Alora hanya mengangguk lalu tersenyum.
"Tapi gua nggak mau kita pisah!" Andre memasang muka cemberut yang terlihat imut itu, tapi terlalu menggelikan dilihat Alora.
"Udah! Sana pergi! Belajar yang rajin ya chagiya!" Alora tersenyum imut di depan Andre.
"Jangan senyum! Aw jangan senyum!" Andre ber-akting seolah dadanya tertembak.
"Yaudah pergi sana!" Alora memukul pelan bahu Andre agar pemuda itu tidak terlambat masuk ke kelasnya di lantai 3.
Andre mundur tiga langkah untuk menjauhi Alora sambil melambai, namun ia kembali maju mendekati Alora.
"I love you!" Bisik Andre di telinga gadis itu, lalu menatap Alora yang menggeleng melihat kelakuan pacarnya.
"Oya satu lagi! Kalo kamu ngantuk di kelas, tidur aja! Kamu nggak belajar juga nggak apa, biar nanti biar aku aja yang kerja nafkahin kamu!" Andre kembali berbisik di telinga Alora dan berhasil membuat gadis itu tertawa.

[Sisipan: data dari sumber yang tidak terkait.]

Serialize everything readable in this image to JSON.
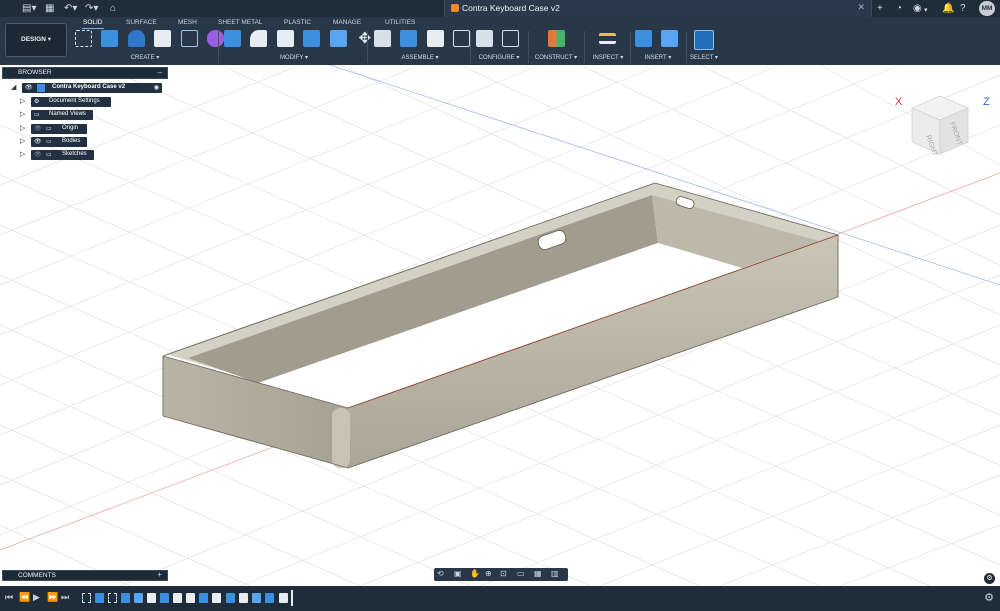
{
  "titlebar": {
    "document_title": "Contra Keyboard Case v2",
    "avatar_initials": "MM"
  },
  "ribbon": {
    "tabs": [
      "SOLID",
      "SURFACE",
      "MESH",
      "SHEET METAL",
      "PLASTIC",
      "MANAGE",
      "UTILITIES"
    ],
    "active_tab": "SOLID",
    "workspace": "DESIGN ▾",
    "groups": [
      {
        "label": "CREATE ▾"
      },
      {
        "label": "MODIFY ▾"
      },
      {
        "label": "ASSEMBLE ▾"
      },
      {
        "label": "CONFIGURE ▾"
      },
      {
        "label": "CONSTRUCT ▾"
      },
      {
        "label": "INSPECT ▾"
      },
      {
        "label": "INSERT ▾"
      },
      {
        "label": "SELECT ▾"
      }
    ]
  },
  "browser": {
    "title": "BROWSER",
    "collapse": "–",
    "root": "Contra Keyboard Case v2",
    "items": [
      {
        "label": "Document Settings"
      },
      {
        "label": "Named Views"
      },
      {
        "label": "Origin"
      },
      {
        "label": "Bodies"
      },
      {
        "label": "Sketches"
      }
    ]
  },
  "comments": {
    "title": "COMMENTS",
    "add": "+"
  },
  "viewcube": {
    "face_front": "FRONT",
    "face_right": "RIGHT",
    "axis_x": "X",
    "axis_z": "Z"
  },
  "colors": {
    "body_fill": "#b8b4a6",
    "grid": "#e7e7e7",
    "axis_red": "#d63b3b",
    "axis_blue": "#3a66cf",
    "ribbon_bg": "#283848"
  }
}
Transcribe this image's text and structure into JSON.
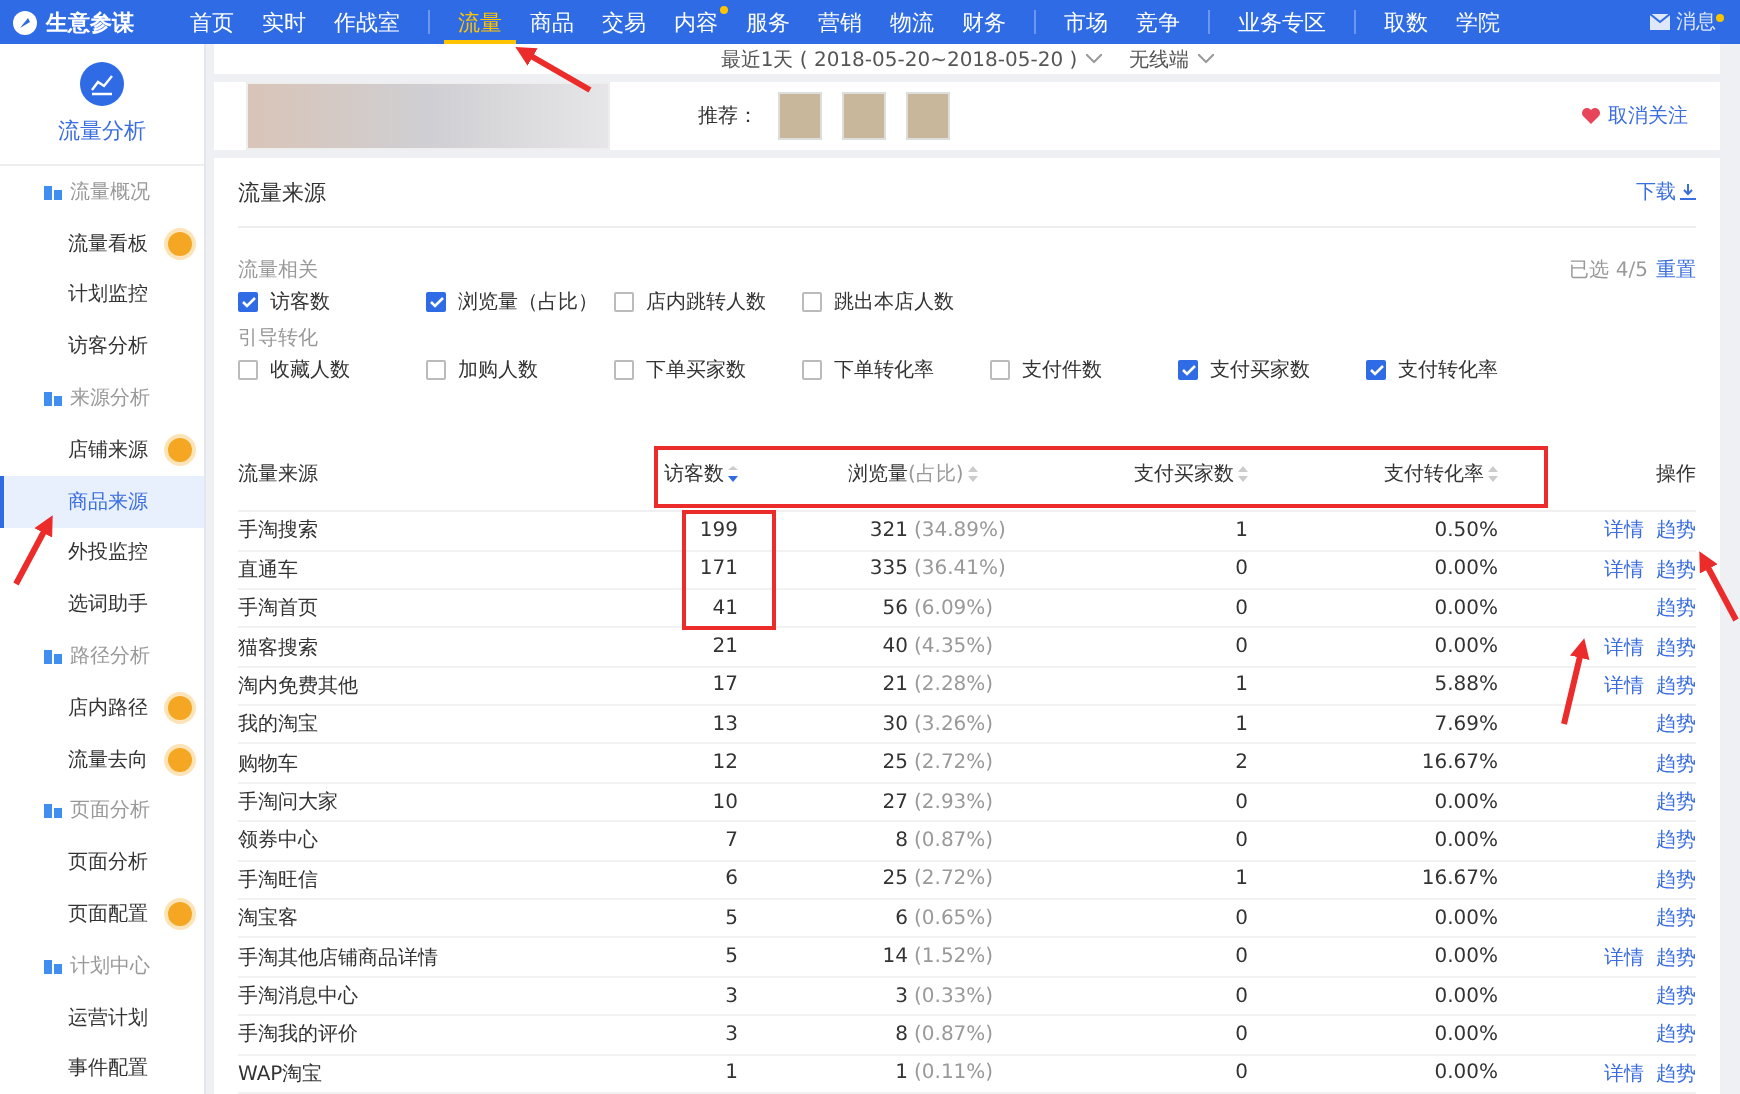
{
  "topnav": {
    "brand": "生意参谋",
    "groups": [
      [
        {
          "label": "首页",
          "selected": false,
          "dot": false
        },
        {
          "label": "实时",
          "selected": false,
          "dot": false
        },
        {
          "label": "作战室",
          "selected": false,
          "dot": false
        }
      ],
      [
        {
          "label": "流量",
          "selected": true,
          "dot": false
        },
        {
          "label": "商品",
          "selected": false,
          "dot": false
        },
        {
          "label": "交易",
          "selected": false,
          "dot": false
        },
        {
          "label": "内容",
          "selected": false,
          "dot": true
        },
        {
          "label": "服务",
          "selected": false,
          "dot": false
        },
        {
          "label": "营销",
          "selected": false,
          "dot": false
        },
        {
          "label": "物流",
          "selected": false,
          "dot": false
        },
        {
          "label": "财务",
          "selected": false,
          "dot": false
        }
      ],
      [
        {
          "label": "市场",
          "selected": false,
          "dot": false
        },
        {
          "label": "竞争",
          "selected": false,
          "dot": false
        }
      ],
      [
        {
          "label": "业务专区",
          "selected": false,
          "dot": false
        }
      ],
      [
        {
          "label": "取数",
          "selected": false,
          "dot": false
        },
        {
          "label": "学院",
          "selected": false,
          "dot": false
        }
      ]
    ],
    "message": {
      "label": "消息",
      "dot": true
    }
  },
  "sidebar": {
    "title": "流量分析",
    "groups": [
      {
        "label": "流量概况",
        "items": [
          {
            "label": "流量看板",
            "selected": false,
            "badge": true
          },
          {
            "label": "计划监控",
            "selected": false,
            "badge": false
          },
          {
            "label": "访客分析",
            "selected": false,
            "badge": false
          }
        ]
      },
      {
        "label": "来源分析",
        "items": [
          {
            "label": "店铺来源",
            "selected": false,
            "badge": true
          },
          {
            "label": "商品来源",
            "selected": true,
            "badge": false
          },
          {
            "label": "外投监控",
            "selected": false,
            "badge": false
          },
          {
            "label": "选词助手",
            "selected": false,
            "badge": false
          }
        ]
      },
      {
        "label": "路径分析",
        "items": [
          {
            "label": "店内路径",
            "selected": false,
            "badge": true
          },
          {
            "label": "流量去向",
            "selected": false,
            "badge": true
          }
        ]
      },
      {
        "label": "页面分析",
        "items": [
          {
            "label": "页面分析",
            "selected": false,
            "badge": false
          },
          {
            "label": "页面配置",
            "selected": false,
            "badge": true
          }
        ]
      },
      {
        "label": "计划中心",
        "items": [
          {
            "label": "运营计划",
            "selected": false,
            "badge": false
          },
          {
            "label": "事件配置",
            "selected": false,
            "badge": false
          }
        ]
      }
    ]
  },
  "filterbar": {
    "date_range": "最近1天 ( 2018-05-20~2018-05-20 )",
    "terminal": "无线端"
  },
  "product": {
    "recommend_label": "推荐：",
    "unfollow": "取消关注"
  },
  "section": {
    "title": "流量来源",
    "download": "下载",
    "filters": [
      {
        "label": "流量相关",
        "options": [
          {
            "label": "访客数",
            "checked": true
          },
          {
            "label": "浏览量（占比）",
            "checked": true
          },
          {
            "label": "店内跳转人数",
            "checked": false
          },
          {
            "label": "跳出本店人数",
            "checked": false
          }
        ]
      },
      {
        "label": "引导转化",
        "options": [
          {
            "label": "收藏人数",
            "checked": false
          },
          {
            "label": "加购人数",
            "checked": false
          },
          {
            "label": "下单买家数",
            "checked": false
          },
          {
            "label": "下单转化率",
            "checked": false
          },
          {
            "label": "支付件数",
            "checked": false
          },
          {
            "label": "支付买家数",
            "checked": true
          },
          {
            "label": "支付转化率",
            "checked": true
          }
        ]
      }
    ],
    "selected_count": "已选 4/5",
    "reset": "重置"
  },
  "table": {
    "columns": [
      {
        "label": "流量来源"
      },
      {
        "label": "访客数",
        "sort_active": true
      },
      {
        "label": "浏览量"
      },
      {
        "label": "(占比)",
        "sort_active": false
      },
      {
        "label": "支付买家数",
        "sort_active": false
      },
      {
        "label": "支付转化率",
        "sort_active": false
      },
      {
        "label": "操作"
      }
    ],
    "rows": [
      {
        "source": "手淘搜索",
        "visitors": "199",
        "views": "321",
        "share": "(34.89%)",
        "buyers": "1",
        "rate": "0.50%",
        "actions": [
          "详情",
          "趋势"
        ]
      },
      {
        "source": "直通车",
        "visitors": "171",
        "views": "335",
        "share": "(36.41%)",
        "buyers": "0",
        "rate": "0.00%",
        "actions": [
          "详情",
          "趋势"
        ]
      },
      {
        "source": "手淘首页",
        "visitors": "41",
        "views": "56",
        "share": "(6.09%)",
        "buyers": "0",
        "rate": "0.00%",
        "actions": [
          "趋势"
        ]
      },
      {
        "source": "猫客搜索",
        "visitors": "21",
        "views": "40",
        "share": "(4.35%)",
        "buyers": "0",
        "rate": "0.00%",
        "actions": [
          "详情",
          "趋势"
        ]
      },
      {
        "source": "淘内免费其他",
        "visitors": "17",
        "views": "21",
        "share": "(2.28%)",
        "buyers": "1",
        "rate": "5.88%",
        "actions": [
          "详情",
          "趋势"
        ]
      },
      {
        "source": "我的淘宝",
        "visitors": "13",
        "views": "30",
        "share": "(3.26%)",
        "buyers": "1",
        "rate": "7.69%",
        "actions": [
          "趋势"
        ]
      },
      {
        "source": "购物车",
        "visitors": "12",
        "views": "25",
        "share": "(2.72%)",
        "buyers": "2",
        "rate": "16.67%",
        "actions": [
          "趋势"
        ]
      },
      {
        "source": "手淘问大家",
        "visitors": "10",
        "views": "27",
        "share": "(2.93%)",
        "buyers": "0",
        "rate": "0.00%",
        "actions": [
          "趋势"
        ]
      },
      {
        "source": "领券中心",
        "visitors": "7",
        "views": "8",
        "share": "(0.87%)",
        "buyers": "0",
        "rate": "0.00%",
        "actions": [
          "趋势"
        ]
      },
      {
        "source": "手淘旺信",
        "visitors": "6",
        "views": "25",
        "share": "(2.72%)",
        "buyers": "1",
        "rate": "16.67%",
        "actions": [
          "趋势"
        ]
      },
      {
        "source": "淘宝客",
        "visitors": "5",
        "views": "6",
        "share": "(0.65%)",
        "buyers": "0",
        "rate": "0.00%",
        "actions": [
          "趋势"
        ]
      },
      {
        "source": "手淘其他店铺商品详情",
        "visitors": "5",
        "views": "14",
        "share": "(1.52%)",
        "buyers": "0",
        "rate": "0.00%",
        "actions": [
          "详情",
          "趋势"
        ]
      },
      {
        "source": "手淘消息中心",
        "visitors": "3",
        "views": "3",
        "share": "(0.33%)",
        "buyers": "0",
        "rate": "0.00%",
        "actions": [
          "趋势"
        ]
      },
      {
        "source": "手淘我的评价",
        "visitors": "3",
        "views": "8",
        "share": "(0.87%)",
        "buyers": "0",
        "rate": "0.00%",
        "actions": [
          "趋势"
        ]
      },
      {
        "source": "WAP淘宝",
        "visitors": "1",
        "views": "1",
        "share": "(0.11%)",
        "buyers": "0",
        "rate": "0.00%",
        "actions": [
          "详情",
          "趋势"
        ]
      }
    ]
  }
}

"Iya pak bos! Sana masuk! Sekarang loe harus lari naik tangga!" Alora sedikit mendorong agar Andre pergi lalu melambaikan tangannya.
"Hati-hati!" Ucap Alora saat Andre mendekati tangga.
"Gua nggak peduli apa kata orang! Gua ternyata sesuka itu sama Andre! Rasanya gua nggak bisa kehilangan dia" batin Alora lalu memasuki kelas itu, dimana pemburu sudah menargetkan gadis itu sebagai mangsanya.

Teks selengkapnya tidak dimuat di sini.